There are a lot of details within each of those steps, but I can always dive into those in another article. Meanwhile, use the above three steps as a general framework for staying focused on what matters during your SEO campaigns. This way, you won’t get distracted by shiny new SEO tactics, or get impatient when your ranking drops one or two spots.

#4. Thinking what’s worked before will work forever

To say SEO practices change a lot would be an understatement. Did you know that Google updates its algorithm between 500 and 600 times a year? Many algorithm updates are minor, harmless tweaks that improve or test new features. But other times, Google pushes out substantial updates, such as Google Page Experience and Google Passage, that dramatically alter how your website ranks in search engines. Search engine algorithms change constantly, and as they change, the methods you should use to rank will evolve.
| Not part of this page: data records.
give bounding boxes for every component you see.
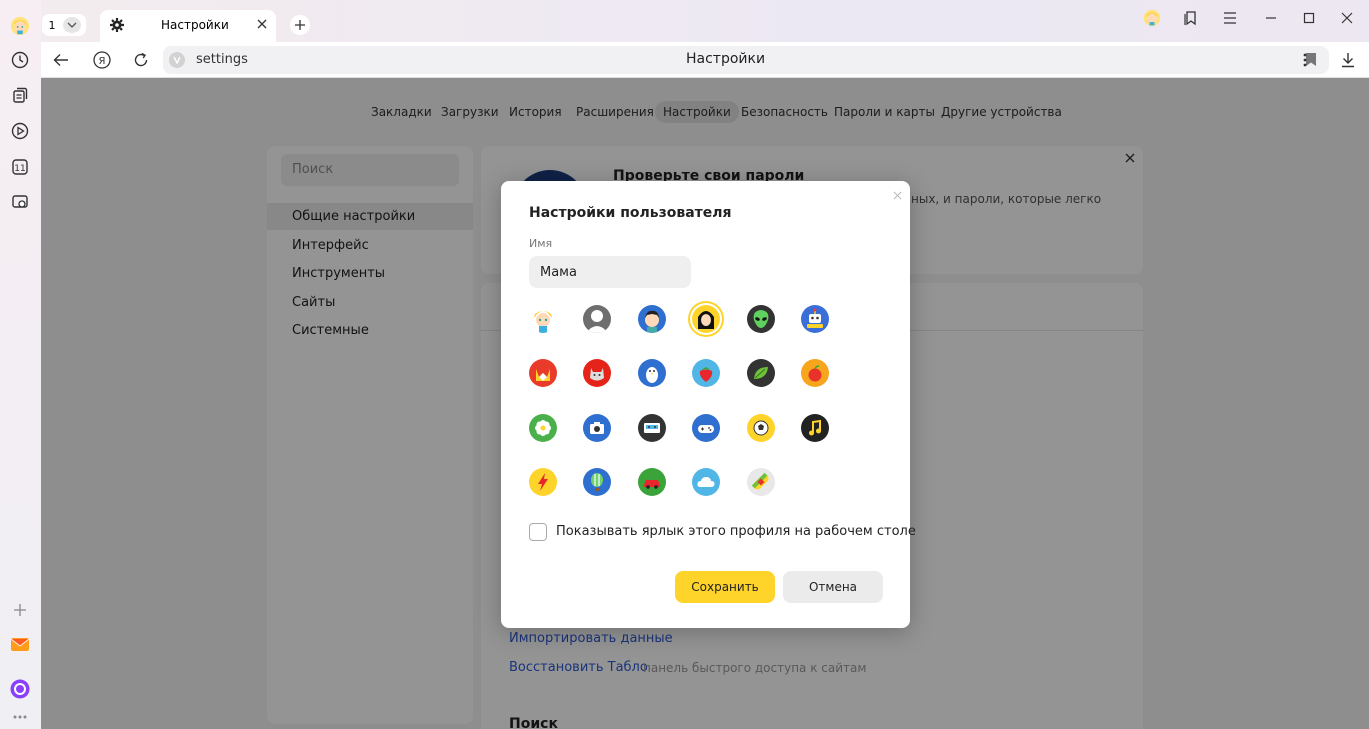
desktop-shortcut-checkbox[interactable] — [529, 523, 547, 541]
menu-icon[interactable] — [1220, 8, 1240, 28]
profile-avatar-icon[interactable] — [10, 16, 30, 36]
alice-assistant-icon[interactable] — [10, 679, 30, 699]
yandex-home-button[interactable]: Я — [92, 50, 112, 70]
history-icon[interactable] — [10, 50, 30, 70]
soccer-ball-avatar[interactable] — [747, 414, 775, 442]
music-note-avatar[interactable] — [801, 414, 829, 442]
close-window-icon[interactable] — [1337, 8, 1357, 28]
penguin-avatar[interactable] — [638, 359, 666, 387]
arrow-left-icon — [53, 54, 68, 66]
woman-avatar[interactable] — [692, 305, 720, 333]
robot-avatar[interactable] — [801, 305, 829, 333]
balloon-avatar[interactable] — [583, 468, 611, 496]
car-avatar[interactable] — [638, 468, 666, 496]
girl-avatar[interactable] — [529, 305, 557, 333]
cat-avatar[interactable] — [583, 359, 611, 387]
tab-settings[interactable]: Настройки — [100, 10, 276, 42]
alien-avatar[interactable] — [747, 305, 775, 333]
browser-sidebar: 11 — [0, 0, 41, 729]
yandex-logo-icon: Я — [93, 51, 111, 69]
close-dialog-icon[interactable] — [893, 189, 902, 204]
profile-icon[interactable] — [1142, 8, 1162, 28]
tab-title: Настройки — [161, 18, 229, 32]
url-text: settings — [196, 52, 248, 67]
svg-text:Я: Я — [99, 56, 106, 67]
name-label: Имя — [529, 237, 553, 250]
fox-avatar[interactable] — [529, 359, 557, 387]
more-dots-icon[interactable] — [10, 707, 30, 727]
cassette-avatar[interactable] — [638, 414, 666, 442]
calendar-icon[interactable]: 11 — [10, 157, 30, 177]
lightning-avatar[interactable] — [529, 468, 557, 496]
bandage-avatar[interactable] — [747, 468, 775, 496]
svg-text:11: 11 — [14, 164, 25, 174]
maximize-icon[interactable] — [1299, 8, 1319, 28]
site-shield-icon[interactable] — [169, 52, 185, 68]
tab-counter[interactable]: 1 — [42, 14, 86, 36]
video-play-icon[interactable] — [10, 121, 30, 141]
cancel-button[interactable]: Отмена — [783, 571, 883, 603]
address-bar[interactable]: settings Настройки — [163, 46, 1329, 74]
back-button[interactable] — [51, 50, 71, 70]
new-tab-button[interactable] — [290, 15, 310, 35]
add-panel-icon[interactable] — [10, 600, 30, 620]
save-button[interactable]: Сохранить — [675, 571, 775, 603]
screenshot-icon[interactable] — [10, 192, 30, 212]
dialog-title: Настройки пользователя — [529, 205, 732, 221]
address-bar-row: Я settings Настройки — [41, 42, 1369, 78]
cloud-avatar[interactable] — [692, 468, 720, 496]
minimize-icon[interactable] — [1261, 8, 1281, 28]
desktop-shortcut-label[interactable]: Показывать ярлык этого профиля на рабоче… — [556, 524, 916, 539]
flower-avatar[interactable] — [529, 414, 557, 442]
strawberry-avatar[interactable] — [692, 359, 720, 387]
close-tab-icon[interactable] — [256, 18, 268, 34]
collections-icon[interactable] — [10, 85, 30, 105]
reload-icon — [134, 52, 148, 67]
mail-icon[interactable] — [10, 634, 30, 654]
bookmarks-panel-icon[interactable] — [1181, 8, 1201, 28]
tab-strip: 1 Настройки — [41, 0, 1369, 42]
more-vertical-icon[interactable] — [1295, 50, 1315, 70]
tab-count: 1 — [48, 18, 56, 32]
downloads-icon[interactable] — [1338, 50, 1358, 70]
default-person-avatar[interactable] — [583, 305, 611, 333]
gamepad-avatar[interactable] — [692, 414, 720, 442]
page-title: Настройки — [686, 51, 766, 67]
chevron-down-icon[interactable] — [63, 17, 81, 33]
camera-avatar[interactable] — [583, 414, 611, 442]
boy-avatar[interactable] — [638, 305, 666, 333]
gear-icon — [109, 17, 125, 37]
user-settings-dialog: Настройки пользователя Имя Мама Показыва… — [501, 181, 916, 628]
reload-button[interactable] — [131, 50, 151, 70]
plus-icon — [295, 20, 305, 30]
name-input[interactable] — [529, 256, 691, 288]
apple-avatar[interactable] — [801, 359, 829, 387]
leaf-avatar[interactable] — [747, 359, 775, 387]
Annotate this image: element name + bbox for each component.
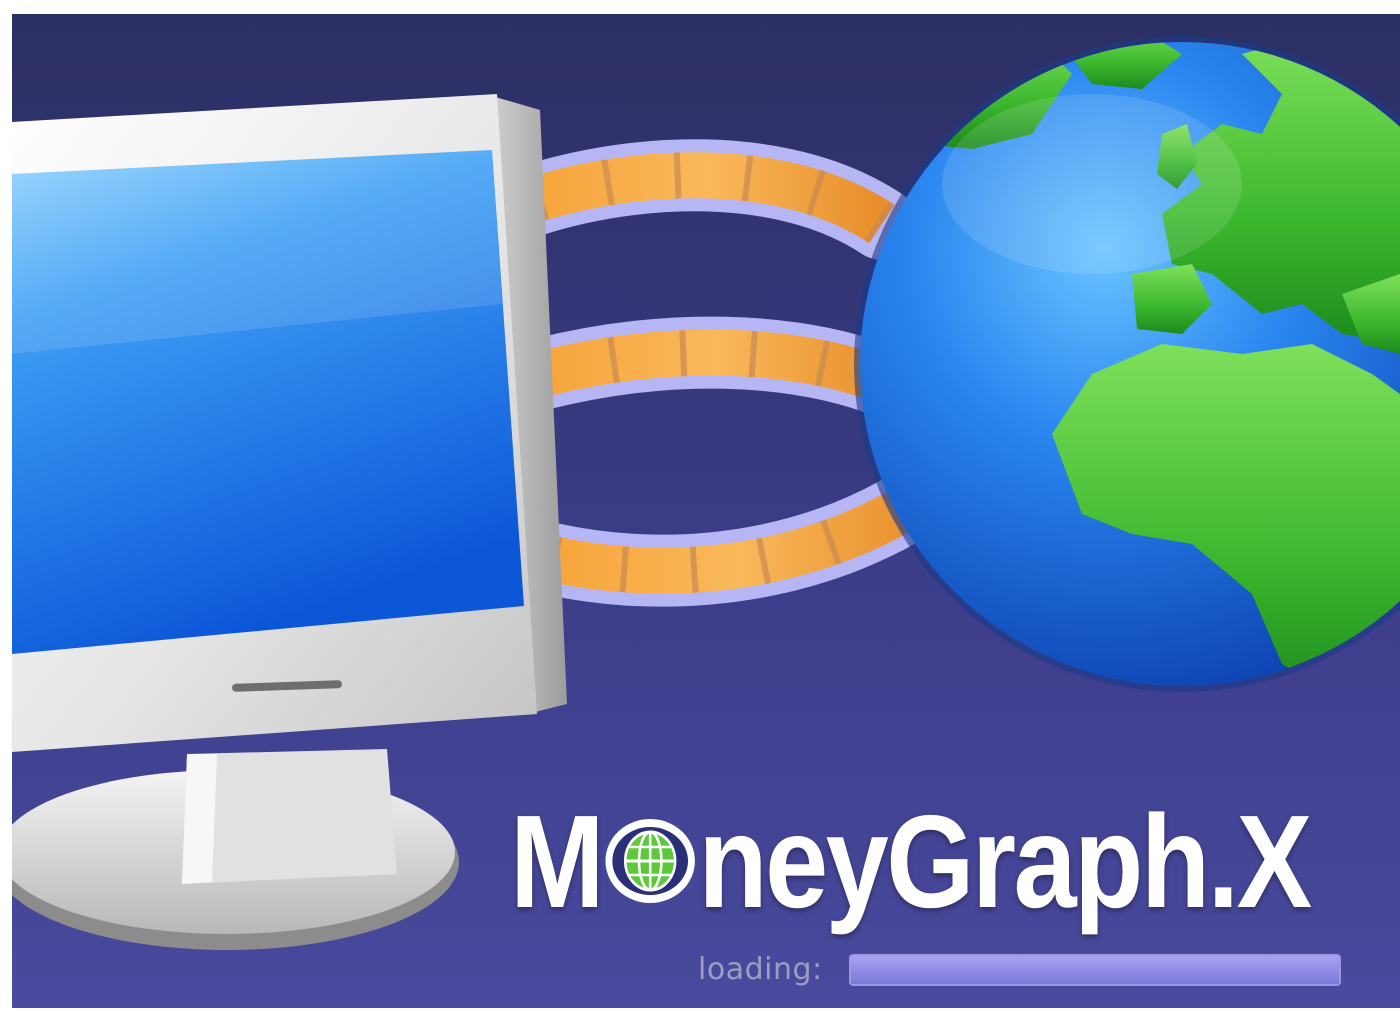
progress-fill <box>850 955 1339 984</box>
loading-indicator: loading: <box>698 952 1341 987</box>
progress-bar <box>848 953 1341 986</box>
eye-globe-icon <box>605 819 695 903</box>
logo-text-start: M <box>510 787 605 935</box>
globe-icon <box>854 36 1400 692</box>
app-logo: M neyGraph.X <box>510 786 1312 936</box>
logo-text-end: neyGraph.X <box>698 787 1312 935</box>
loading-label: loading: <box>698 952 823 987</box>
splash-screen: M neyGraph.X loading: <box>12 14 1400 1008</box>
computer-monitor-icon <box>12 94 567 950</box>
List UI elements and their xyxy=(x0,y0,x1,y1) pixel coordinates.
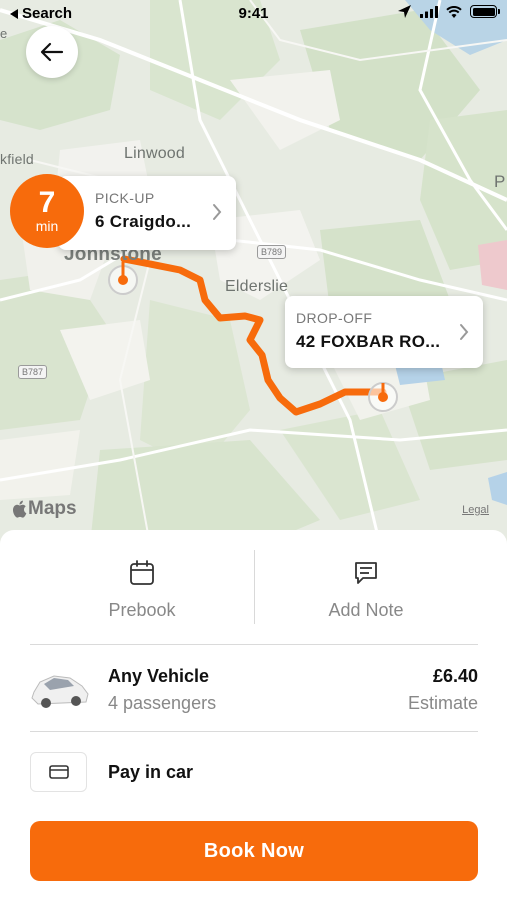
chevron-right-icon xyxy=(213,204,222,220)
vehicle-price: £6.40 xyxy=(432,666,478,686)
card-icon xyxy=(48,765,69,779)
place-label-edge-p: P xyxy=(494,172,506,191)
signal-icon xyxy=(420,5,438,18)
maps-brand-text: Maps xyxy=(28,498,77,519)
back-button[interactable] xyxy=(26,26,78,78)
map-background xyxy=(0,0,507,545)
legal-link[interactable]: Legal xyxy=(462,504,489,516)
place-label-edge: e xyxy=(0,26,8,41)
vehicle-name: Any Vehicle xyxy=(108,666,210,686)
note-icon xyxy=(355,562,377,584)
road-shield-b787: B787 xyxy=(18,365,48,379)
map-view[interactable]: e kfield Linwood Johnstone Elderslie P B… xyxy=(0,0,507,545)
location-arrow-icon xyxy=(398,5,411,18)
wifi-icon xyxy=(446,5,462,18)
vehicle-passengers: 4 passengers xyxy=(108,693,217,713)
booking-sheet: Prebook Add Note Any Vehicle 4 passenger… xyxy=(0,530,507,900)
apple-icon xyxy=(12,500,27,518)
prebook-button[interactable]: Prebook xyxy=(30,550,254,644)
road-shield-b789: B789 xyxy=(257,245,287,259)
eta-badge: 7 min xyxy=(10,174,84,248)
add-note-button[interactable]: Add Note xyxy=(254,550,478,644)
back-arrow-icon xyxy=(40,42,64,62)
dropoff-callout[interactable]: DROP-OFF 42 FOXBAR RO... xyxy=(285,296,483,368)
place-label-kfield: kfield xyxy=(0,151,34,167)
add-note-label: Add Note xyxy=(328,600,404,620)
pickup-callout[interactable]: PICK-UP 6 Craigdo... xyxy=(58,176,236,250)
dropoff-address: 42 FOXBAR RO... xyxy=(296,332,441,351)
price-estimate-label: Estimate xyxy=(407,693,478,713)
dropoff-label: DROP-OFF xyxy=(296,310,373,326)
place-label-linwood: Linwood xyxy=(124,145,186,162)
prebook-label: Prebook xyxy=(108,600,176,620)
chevron-right-icon xyxy=(460,324,469,340)
apple-maps-logo: Maps xyxy=(12,498,77,520)
vehicle-option[interactable]: Any Vehicle 4 passengers £6.40 Estimate xyxy=(30,660,478,720)
place-label-elderslie: Elderslie xyxy=(225,278,289,295)
payment-label: Pay in car xyxy=(108,762,194,782)
divider xyxy=(30,731,478,732)
status-bar: Search 9:41 xyxy=(0,0,507,28)
car-icon xyxy=(31,675,89,708)
divider xyxy=(30,644,478,645)
book-now-button[interactable]: Book Now xyxy=(30,821,478,881)
card-icon-box xyxy=(30,752,87,792)
action-divider xyxy=(254,550,255,624)
eta-value: 7 xyxy=(38,186,56,219)
payment-method[interactable]: Pay in car xyxy=(30,750,478,792)
eta-unit: min xyxy=(35,218,59,234)
booking-actions: Prebook Add Note xyxy=(30,550,478,644)
calendar-icon xyxy=(130,560,154,585)
battery-icon xyxy=(470,5,500,18)
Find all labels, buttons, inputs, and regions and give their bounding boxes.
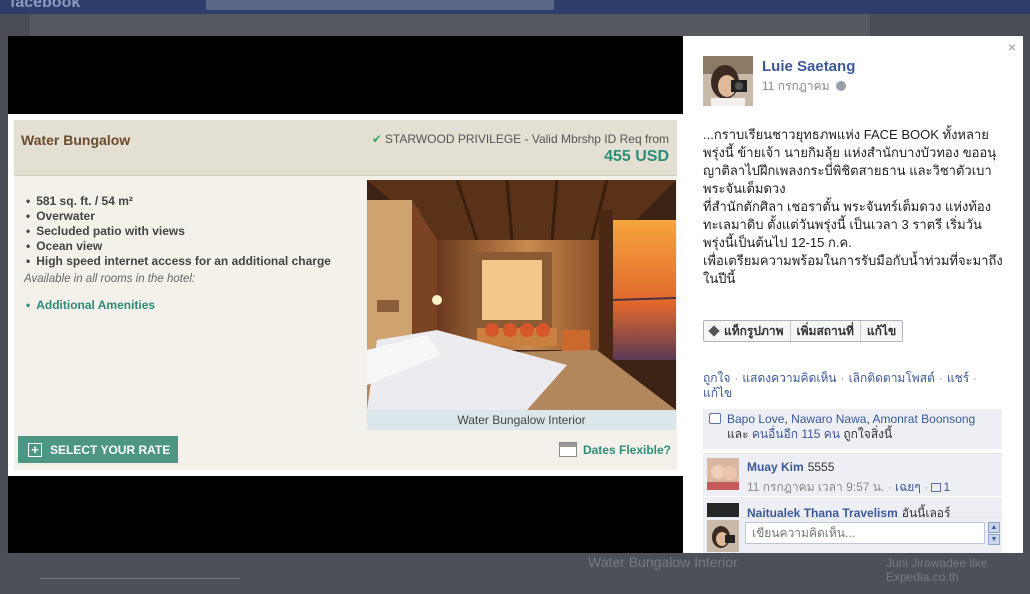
other-likers-link[interactable]: คนอื่นอีก 115 คน <box>752 427 840 441</box>
comment-item: Muay Kim 5555 11 กรกฎาคม เวลา 9:57 น. · เ… <box>703 453 1002 496</box>
backdrop-divider <box>40 578 240 579</box>
facebook-logo: facebook <box>10 0 81 11</box>
tag-icon <box>708 325 720 337</box>
post-date: 11 กรกฎาคม <box>762 77 846 96</box>
privilege-rate: ✔ STARWOOD PRIVILEGE - Valid Mbrshp ID Re… <box>372 132 669 146</box>
post-date-text[interactable]: 11 กรกฎาคม <box>762 79 830 93</box>
dates-flexible-link[interactable]: Dates Flexible? <box>558 442 671 457</box>
post-line: พรุ่งนี้ ข้ายเจ้า นายกิมลุ้ย แห่งสำนักบา… <box>703 145 997 196</box>
like-icon <box>709 413 721 424</box>
current-user-avatar <box>707 520 739 552</box>
commenter-avatar[interactable] <box>707 503 739 517</box>
separator-dot: · <box>973 371 978 385</box>
commenter-name: Naitualek Thana Travelism อันนี้เลอร์ <box>747 504 950 517</box>
room-card-header: Water Bungalow ✔ STARWOOD PRIVILEGE - Val… <box>14 120 677 176</box>
commenter-avatar[interactable] <box>707 458 739 490</box>
likes-and-text: และ <box>727 427 749 441</box>
post-line: เพื่อเตรียมความพร้อมในการรับมือกับน้ำท่ว… <box>703 253 1003 286</box>
post-action-links: ถูกใจ · แสดงความคิดเห็น · เลิกติดตามโพสต์ · แช… <box>703 371 1003 401</box>
comment-text: 5555 <box>807 460 835 474</box>
commenter-name-link[interactable]: Naitualek Thana Travelism <box>747 506 898 517</box>
room-features-list: 581 sq. ft. / 54 m² Overwater Secluded p… <box>26 194 331 269</box>
hotel-room-card: Water Bungalow ✔ STARWOOD PRIVILEGE - Val… <box>8 114 683 476</box>
backdrop-side-text: Juni Jirawadee like Expedia.co.th <box>886 556 988 584</box>
commenter-name-link[interactable]: Muay Kim <box>747 460 804 474</box>
comment-like-count[interactable]: 1 <box>931 480 950 494</box>
likes-suffix: ถูกใจสิ่งนี้ <box>843 427 893 441</box>
separator-dot: · <box>734 371 739 385</box>
list-item: High speed internet access for an additi… <box>26 254 331 269</box>
commenter-avatar-image <box>707 458 739 490</box>
comment-scroll-control: ▲ ▼ <box>988 522 1000 546</box>
edit-photo-button[interactable]: แก้ไข <box>861 321 902 341</box>
comment-text: อันนี้เลอร์ <box>901 506 951 517</box>
close-icon[interactable]: × <box>1008 39 1016 55</box>
like-link[interactable]: ถูกใจ <box>703 371 730 385</box>
room-interior-image <box>367 180 676 410</box>
room-interior-photo <box>367 180 676 410</box>
liker-name[interactable]: Nawaro Nawa <box>791 412 866 426</box>
facebook-top-bar: facebook <box>0 0 1030 14</box>
author-avatar-image <box>703 56 753 106</box>
post-body: ...กราบเรียนชาวยุทธภพแห่ง FACE BOOK ทั้ง… <box>703 126 1003 288</box>
post-author-name[interactable]: Luie Saetang <box>762 58 855 75</box>
availability-note: Available in all rooms in the hotel: <box>24 273 196 285</box>
tag-photo-button[interactable]: แท็กรูปภาพ <box>704 321 791 341</box>
liker-name[interactable]: Bapo Love <box>727 412 784 426</box>
like-count: 1 <box>943 480 951 494</box>
add-location-button[interactable]: เพิ่มสถานที่ <box>791 321 861 341</box>
room-photo-caption: Water Bungalow Interior <box>367 410 676 430</box>
separator-dot: · <box>924 480 929 494</box>
scroll-down-icon[interactable]: ▼ <box>988 534 1000 545</box>
globe-icon <box>835 81 846 91</box>
thumbs-up-icon <box>931 483 942 492</box>
checkmark-icon: ✔ <box>371 132 382 146</box>
list-item: Overwater <box>26 209 331 224</box>
room-price: 455 USD <box>604 148 669 165</box>
comment-time[interactable]: 11 กรกฎาคม เวลา 9:57 น. <box>747 480 884 494</box>
comment-reply-link[interactable]: เฉยๆ <box>895 480 921 494</box>
liker-name[interactable]: Amonrat Boonsong <box>872 412 975 426</box>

SEO professionals constantly refine their methods as they study search engine results pages to determine whether an update will impact a client’s keyword positions. If you’ve hired an SEO professional, allow them room for experimentation based on sound reasoning and research. Otherwise, you’ll remain stuck with outdated SEO practices.

#5. Not realizing SEO is a doorway, not a destination

Many firms pursue SEO rank under the false belief that ranking higher will automatically bring lead conversions. However, unless you’re an SEO company, most people won’t convert just because they saw you first in search results.

The real goal of SEO is the chance to answer a question for, or present an offer to, your target audience. It’s a general marketing rule that most people interact with a brand seven times before buying from them. The value of SEO is this: The more times a customer sees your content in search results, the more likely they’ll click through to your website. As this happens repeatedly, you’ll start building credibility and trust with clients. But remember your offer or content will win them over—not your position in search results. SEO is just the medium to get people’s attention; it’s up to you to build an offer that wins them over.

Fixing your SEO mistakes

As a firm owner, you can use SEO to generate an enormous amount of inbound traffic to your firm’s website without the pay-to-play constraints of paid ads. However, to accurately assess your progress and results, you must have the proper expectations of SEO. With realistic goals in place, you’ll be able to use SEO as a powerful marketing channel for your firm.